Israeli violinist and professor (born 1940)

 Yair Kless (יאיר קלס; born November 12, 1940) is an Israeli violinist and professor.

==Background==
Kless began performing at an early age, attaining a world-wide reputation in his activities like soloist and chamber musician. His repertoire includes works from baroque period to compositions specially created for him.

He studied with Israel Amidan and André Gertler at the Academy of Music in Tel-Aviv, and later at the Conservatory and the Queen Elizabeth Music Chapel in Brussels.

Kless belonged to the Baroque Musicians Israeli Group, and he was the first violin in the Sol-La-Re string quartet, the Tel Aviv piano quartet and the American New Art Trio. He is currently a member of the Modus Trio, a string trio in Israel. Yair has performed the majority of the sonata repertoire, collaborating with outstanding musical partners such as Nadia Reisenberg, Pnina Salzman, Shoshana Rudiakov, Arie Vardi, Victor Derevianko and Frank Wibout. Kless often collaborates with his son, also an accomplished violinist and pedagogue, Eyal Kless.

For many years, he has been in charge of the String Department at the Rubin Academy of Music, which he directed between 1989 and 1993. His pupils include Vadim Gluzman.

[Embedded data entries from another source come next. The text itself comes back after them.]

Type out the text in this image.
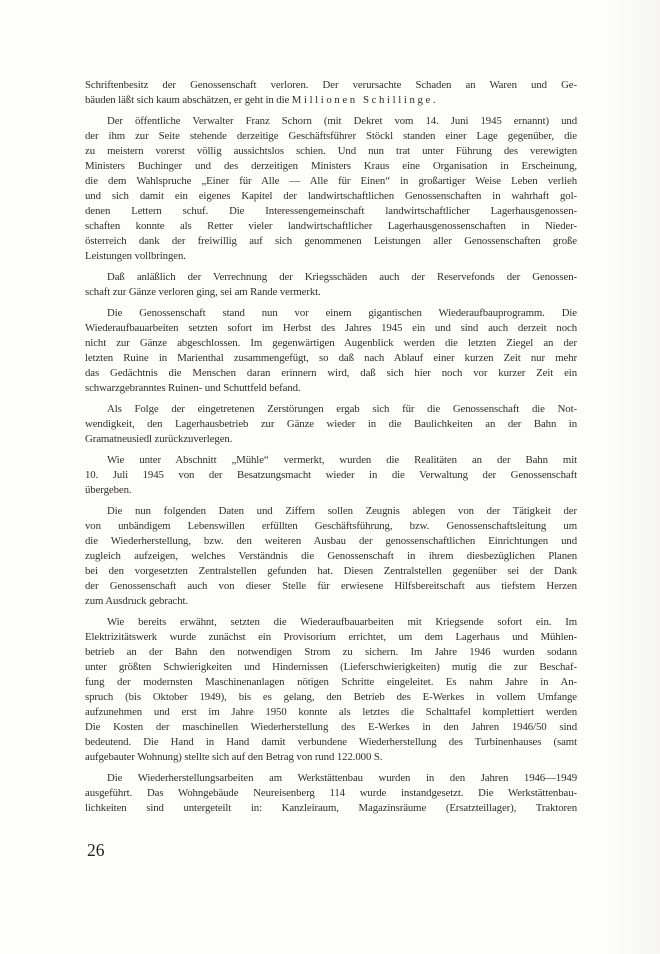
Schriftenbesitz der Genossenschaft verloren. Der verursachte Schaden an Waren und Ge-
bäuden läßt sich kaum abschätzen, er geht in die Millionen Schillinge.
Der öffentliche Verwalter Franz Schorn (mit Dekret vom 14. Juni 1945 ernannt) und
der ihm zur Seite stehende derzeitige Geschäftsführer Stöckl standen einer Lage gegenüber, die
zu meistern vorerst völlig aussichtslos schien. Und nun trat unter Führung des verewigten
Ministers Buchinger und des derzeitigen Ministers Kraus eine Organisation in Erscheinung,
die dem Wahlspruche „Einer für Alle — Alle für Einen“ in großartiger Weise Leben verlieh
und sich damit ein eigenes Kapitel der landwirtschaftlichen Genossenschaften in wahrhaft gol-
denen Lettern schuf. Die Interessengemeinschaft landwirtschaftlicher Lagerhausgenossen-
schaften konnte als Retter vieler landwirtschaftlicher Lagerhausgenossenschaften in Nieder-
österreich dank der freiwillig auf sich genommenen Leistungen aller Genossenschaften große
Leistungen vollbringen.
Daß anläßlich der Verrechnung der Kriegsschäden auch der Reservefonds der Genossen-
schaft zur Gänze verloren ging, sei am Rande vermerkt.
Die Genossenschaft stand nun vor einem gigantischen Wiederaufbauprogramm. Die
Wiederaufbauarbeiten setzten sofort im Herbst des Jahres 1945 ein und sind auch derzeit noch
nicht zur Gänze abgeschlossen. Im gegenwärtigen Augenblick werden die letzten Ziegel an der
letzten Ruine in Marienthal zusammengefügt, so daß nach Ablauf einer kurzen Zeit nur mehr
das Gedächtnis die Menschen daran erinnern wird, daß sich hier noch vor kurzer Zeit ein
schwarzgebranntes Ruinen- und Schuttfeld befand.
Als Folge der eingetretenen Zerstörungen ergab sich für die Genossenschaft die Not-
wendigkeit, den Lagerhausbetrieb zur Gänze wieder in die Baulichkeiten an der Bahn in
Gramatneusiedl zurückzuverlegen.
Wie unter Abschnitt „Mühle“ vermerkt, wurden die Realitäten an der Bahn mit
10. Juli 1945 von der Besatzungsmacht wieder in die Verwaltung der Genossenschaft
übergeben.
Die nun folgenden Daten und Ziffern sollen Zeugnis ablegen von der Tätigkeit der
von unbändigem Lebenswillen erfüllten Geschäftsführung, bzw. Genossenschaftsleitung um
die Wiederherstellung, bzw. den weiteren Ausbau der genossenschaftlichen Einrichtungen und
zugleich aufzeigen, welches Verständnis die Genossenschaft in ihrem diesbezüglichen Planen
bei den vorgesetzten Zentralstellen gefunden hat. Diesen Zentralstellen gegenüber sei der Dank
der Genossenschaft auch von dieser Stelle für erwiesene Hilfsbereitschaft aus tiefstem Herzen
zum Ausdruck gebracht.
Wie bereits erwähnt, setzten die Wiederaufbauarbeiten mit Kriegsende sofort ein. Im
Elektrizitätswerk wurde zunächst ein Provisorium errichtet, um dem Lagerhaus und Mühlen-
betrieb an der Bahn den notwendigen Strom zu sichern. Im Jahre 1946 wurden sodann
unter größten Schwierigkeiten und Hindernissen (Lieferschwierigkeiten) mutig die zur Beschaf-
fung der modernsten Maschinenanlagen nötigen Schritte eingeleitet. Es nahm Jahre in An-
spruch (bis Oktober 1949), bis es gelang, den Betrieb des E-Werkes in vollem Umfange
aufzunehmen und erst im Jahre 1950 konnte als letztes die Schalttafel komplettiert werden
Die Kosten der maschinellen Wiederherstellung des E-Werkes in den Jahren 1946/50 sind
bedeutend. Die Hand in Hand damit verbundene Wiederherstellung des Turbinenhauses (samt
aufgebauter Wohnung) stellte sich auf den Betrag von rund 122.000 S.
Die Wiederherstellungsarbeiten am Werkstättenbau wurden in den Jahren 1946—1949
ausgeführt. Das Wohngebäude Neureisenberg 114 wurde instandgesetzt. Die Werkstättenbau-
lichkeiten sind untergeteilt in: Kanzleiraum, Magazinsräume (Ersatzteillager), Traktoren
26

Kless has served as a jury member of several international competitions. He regularly takes part in summer courses and prestigious music festivals, such as the Salzburg Festival and Bravo! Institute. He is also a guest professor in master classes in the United States, the former Soviet Union, Germany, Ireland, Finland, France, Australia, England, Italy, Poland and the Netherlands. Since 1995, Kless has divided his time between Europe - as professor at the University of Music and Performing Arts Graz (Austria) - and Israel.